Un fort mécontentement envers les médecins-conseils d’assurances se dégage du sondage paru dans l'édition d'octobre du Courrier du médecin vaudois (CMV).
La majorité des 800 médecins généralistes vaudois interrogés ne remettent pas en question, sur le principe, le rôle de garde-fou du médecin-conseil, qui met son expertise médicale au profit d'une caisse maladie pour avaliser ou pas le remboursement des frais.
Les sondés sont en revanche nombreux à déplorer, pêle-mêle, les lourdeurs administratives et les pressions financières de certaines caisses-maladie qui, selon eux, ne permettraient pas au médecin-conseil d’exercer sa fonction de manière indépendante et efficace.
Demandes de justification mal comprises
Près de la moitié des participants au sondage font état d'un refus "incompréhensible ou inacceptable" d'un traitement qu'ils ont prescrit. A l'inverse, seule une minorité considèrent que l’intervention du médecin-conseil a été utile pour adapter un traitement dans l’intérêt du patient, ou pour réduire le coût de son traitement sans lui nuire.
De nombreux sondés estiment être trop souvent sollicités par les médecins-conseil des assurances pour justifier des traitements, et la moitié considèrent que ces demandes ne sont pas toujours compréhensibles.
Certaines caisses maladie pratiqueraient les refus de principe, suivies de discussions "chronophages" sur le bien-fondé du traitement, qui finiraient par aboutir à la prise en charge de la prestation dans plus d’un quart des cas.

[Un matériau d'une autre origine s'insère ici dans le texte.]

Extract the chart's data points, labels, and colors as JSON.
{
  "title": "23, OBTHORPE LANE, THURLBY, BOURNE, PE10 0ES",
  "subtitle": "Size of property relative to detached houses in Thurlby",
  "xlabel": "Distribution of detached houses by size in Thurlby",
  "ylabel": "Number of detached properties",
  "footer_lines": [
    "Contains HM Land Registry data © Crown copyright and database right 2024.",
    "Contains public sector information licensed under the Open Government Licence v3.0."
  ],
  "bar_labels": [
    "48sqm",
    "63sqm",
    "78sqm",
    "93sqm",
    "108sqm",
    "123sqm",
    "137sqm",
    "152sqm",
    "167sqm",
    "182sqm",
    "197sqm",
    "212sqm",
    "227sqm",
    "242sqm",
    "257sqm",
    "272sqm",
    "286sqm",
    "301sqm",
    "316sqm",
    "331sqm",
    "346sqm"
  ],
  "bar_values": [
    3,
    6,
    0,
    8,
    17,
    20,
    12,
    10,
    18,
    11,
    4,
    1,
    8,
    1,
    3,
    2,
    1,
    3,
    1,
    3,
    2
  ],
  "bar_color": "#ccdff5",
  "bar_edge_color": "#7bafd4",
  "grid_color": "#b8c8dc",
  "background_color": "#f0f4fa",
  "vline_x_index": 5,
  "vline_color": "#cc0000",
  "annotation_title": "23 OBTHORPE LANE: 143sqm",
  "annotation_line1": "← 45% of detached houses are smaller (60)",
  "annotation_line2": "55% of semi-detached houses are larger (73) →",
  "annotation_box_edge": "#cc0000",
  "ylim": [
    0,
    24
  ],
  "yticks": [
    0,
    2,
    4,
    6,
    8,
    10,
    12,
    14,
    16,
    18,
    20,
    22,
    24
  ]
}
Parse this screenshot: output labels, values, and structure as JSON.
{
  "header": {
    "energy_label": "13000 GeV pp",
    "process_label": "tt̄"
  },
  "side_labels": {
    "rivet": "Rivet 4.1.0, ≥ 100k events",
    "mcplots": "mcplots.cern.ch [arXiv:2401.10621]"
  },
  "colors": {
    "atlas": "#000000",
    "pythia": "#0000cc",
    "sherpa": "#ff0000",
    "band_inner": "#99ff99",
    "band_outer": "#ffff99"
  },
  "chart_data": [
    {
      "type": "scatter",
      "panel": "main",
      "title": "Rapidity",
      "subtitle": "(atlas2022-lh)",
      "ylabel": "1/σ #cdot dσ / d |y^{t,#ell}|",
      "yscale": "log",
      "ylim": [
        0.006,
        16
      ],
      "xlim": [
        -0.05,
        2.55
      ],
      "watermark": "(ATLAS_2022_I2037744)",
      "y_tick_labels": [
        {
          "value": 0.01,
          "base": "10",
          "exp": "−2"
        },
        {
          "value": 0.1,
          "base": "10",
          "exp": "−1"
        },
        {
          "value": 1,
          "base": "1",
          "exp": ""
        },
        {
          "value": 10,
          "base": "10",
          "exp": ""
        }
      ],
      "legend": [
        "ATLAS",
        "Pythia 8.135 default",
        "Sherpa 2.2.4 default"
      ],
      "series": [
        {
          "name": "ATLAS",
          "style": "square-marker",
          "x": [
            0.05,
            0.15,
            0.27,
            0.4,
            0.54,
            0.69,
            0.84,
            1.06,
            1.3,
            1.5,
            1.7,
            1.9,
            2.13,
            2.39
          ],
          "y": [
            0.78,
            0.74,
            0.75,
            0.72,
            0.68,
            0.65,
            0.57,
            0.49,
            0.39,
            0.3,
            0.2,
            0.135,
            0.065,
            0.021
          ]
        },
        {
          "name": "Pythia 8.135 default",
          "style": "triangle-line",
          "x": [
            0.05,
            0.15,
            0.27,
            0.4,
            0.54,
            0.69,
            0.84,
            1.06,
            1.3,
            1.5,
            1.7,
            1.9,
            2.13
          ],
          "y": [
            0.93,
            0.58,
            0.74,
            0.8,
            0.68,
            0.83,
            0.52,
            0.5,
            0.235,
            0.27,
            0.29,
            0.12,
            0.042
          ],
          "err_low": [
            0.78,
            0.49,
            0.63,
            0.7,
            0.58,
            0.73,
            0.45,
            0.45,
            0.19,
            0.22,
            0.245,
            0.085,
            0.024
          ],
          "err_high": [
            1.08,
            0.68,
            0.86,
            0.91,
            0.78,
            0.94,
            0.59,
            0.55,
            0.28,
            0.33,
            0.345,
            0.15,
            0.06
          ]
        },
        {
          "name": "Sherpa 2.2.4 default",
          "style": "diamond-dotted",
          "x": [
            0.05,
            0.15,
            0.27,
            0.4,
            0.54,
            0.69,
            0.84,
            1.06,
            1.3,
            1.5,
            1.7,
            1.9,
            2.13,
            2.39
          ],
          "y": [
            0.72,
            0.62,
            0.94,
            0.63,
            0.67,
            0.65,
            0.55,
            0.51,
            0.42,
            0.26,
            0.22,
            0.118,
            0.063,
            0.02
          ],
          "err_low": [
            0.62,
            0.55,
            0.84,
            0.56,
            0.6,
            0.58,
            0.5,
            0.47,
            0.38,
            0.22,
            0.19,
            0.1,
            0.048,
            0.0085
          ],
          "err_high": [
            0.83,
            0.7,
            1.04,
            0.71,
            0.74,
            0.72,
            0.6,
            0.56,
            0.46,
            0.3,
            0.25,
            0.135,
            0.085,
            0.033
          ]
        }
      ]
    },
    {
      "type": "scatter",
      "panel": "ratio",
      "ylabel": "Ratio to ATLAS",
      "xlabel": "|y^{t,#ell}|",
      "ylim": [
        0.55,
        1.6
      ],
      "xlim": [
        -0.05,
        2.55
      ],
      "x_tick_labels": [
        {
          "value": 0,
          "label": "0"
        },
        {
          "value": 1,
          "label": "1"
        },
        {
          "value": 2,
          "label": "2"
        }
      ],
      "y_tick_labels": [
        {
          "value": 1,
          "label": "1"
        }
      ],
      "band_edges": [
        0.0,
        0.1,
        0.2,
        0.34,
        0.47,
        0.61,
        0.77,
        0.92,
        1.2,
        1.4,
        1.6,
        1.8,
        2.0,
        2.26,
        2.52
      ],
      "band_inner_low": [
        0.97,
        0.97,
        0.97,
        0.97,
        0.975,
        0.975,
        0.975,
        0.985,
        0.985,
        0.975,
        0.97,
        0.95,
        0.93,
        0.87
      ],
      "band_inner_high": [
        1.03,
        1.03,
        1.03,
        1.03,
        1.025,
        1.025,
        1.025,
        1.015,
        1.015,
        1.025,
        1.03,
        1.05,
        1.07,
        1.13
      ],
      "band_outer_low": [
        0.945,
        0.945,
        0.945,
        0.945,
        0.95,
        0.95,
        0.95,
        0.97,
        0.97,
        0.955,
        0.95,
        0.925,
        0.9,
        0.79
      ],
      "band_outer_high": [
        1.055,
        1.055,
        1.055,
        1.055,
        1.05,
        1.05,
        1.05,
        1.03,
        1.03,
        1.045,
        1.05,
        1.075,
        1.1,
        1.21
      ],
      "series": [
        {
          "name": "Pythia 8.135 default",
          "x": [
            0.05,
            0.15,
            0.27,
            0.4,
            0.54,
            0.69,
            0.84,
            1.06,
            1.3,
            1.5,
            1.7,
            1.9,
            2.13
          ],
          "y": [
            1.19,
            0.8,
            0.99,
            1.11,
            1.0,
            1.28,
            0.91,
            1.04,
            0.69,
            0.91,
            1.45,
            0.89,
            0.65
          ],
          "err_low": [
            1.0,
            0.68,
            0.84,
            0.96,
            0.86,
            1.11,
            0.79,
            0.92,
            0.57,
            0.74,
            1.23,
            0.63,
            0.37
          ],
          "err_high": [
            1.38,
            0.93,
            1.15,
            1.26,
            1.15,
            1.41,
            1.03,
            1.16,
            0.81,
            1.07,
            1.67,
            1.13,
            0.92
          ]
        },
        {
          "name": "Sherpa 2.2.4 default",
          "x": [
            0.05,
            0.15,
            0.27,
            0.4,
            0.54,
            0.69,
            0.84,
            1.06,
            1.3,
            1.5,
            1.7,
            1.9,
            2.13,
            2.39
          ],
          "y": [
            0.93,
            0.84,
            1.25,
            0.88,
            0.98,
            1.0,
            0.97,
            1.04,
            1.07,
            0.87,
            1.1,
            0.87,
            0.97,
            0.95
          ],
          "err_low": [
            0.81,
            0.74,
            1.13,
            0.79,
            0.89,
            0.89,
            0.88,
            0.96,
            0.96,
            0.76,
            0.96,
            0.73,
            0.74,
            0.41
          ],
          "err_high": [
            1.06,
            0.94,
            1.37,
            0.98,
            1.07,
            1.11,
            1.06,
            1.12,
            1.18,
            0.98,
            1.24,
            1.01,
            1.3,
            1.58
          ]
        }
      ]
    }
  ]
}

Disparités entre les caisses maladie
Selon l'étude, il existerait d'importantes disparités difficilement explicables entre les caisses maladie au niveau des remboursements, certaines opposant un refus systématique non motivé à certains types de traitement, d’autres encore demandant de justifier le même chaque année.
Pour la plupart des médecins sondés, le rôle du médecin-conseil pourrait être utile s’il avait un contact direct avec le médecin traitant, ce qui n'est pas le cas aujourd'hui. Sept sondés sur dix déplorent ainsi de ne même pas connaître le nom du médecin-conseil - certaines caisses maladie refuseraient de le communiquer - et une majorité le trouvent difficile à atteindre.
Les généralistes interrogés s’étonnent encore de recevoir des courriers signés par du personnel administratif de la caisse maladie, et non par le médecin-conseil en personne, ce qui pose la question du secret médical.
Le sondage sera mené au niveau romand
Face à ce constat qu'elle juge "accablant et assez général", la Société vaudoise de médecine (SVM) prévoit de mener le même sondage à l'échelle de la Suisse romande. Elle appelle aussi à revoir de fond en comble la fonction du médecin-conseil, en le dissociant des caisses maladie.
Pauline Turuban
"Pas de bonus chez les médecins-conseil"
Cité dans le Courrier du médecin vaudois, le président de la Société suisse des médecins-conseil et médecins d'assurances (SSMC), le Dr Jürg Zollikofer, répond aux reproches qui ressortent du sondage, notamment en ce qui concerne les doutes quant à l'indépendance des médecins-conseil.
Il affirme qu'au nom de l’article 57 de la LAMal, "les médecins-conseils évaluent les cas en toute indépendance" et que "ni les assureurs, ni les fournisseurs de prestations, ni leurs fédérations ne peuvent leur donner de directives". Le président de la SSMC ajoute que les honoraires fondés sur le résultat de l’exercice annuel de l’assureur sont interdits, et qu'il n'y a donc pas de bonus chez les médecins-conseil.
En ce qui concerne les différences d'appréciations sur des cas apparemment similaires, le Dr Jürg Zollikofer rappelle que "la liberté de thérapie est accordée au prestataire" et qu"aucun cas n’est tout à fait identique, même s’il a l’air semblable à un autre".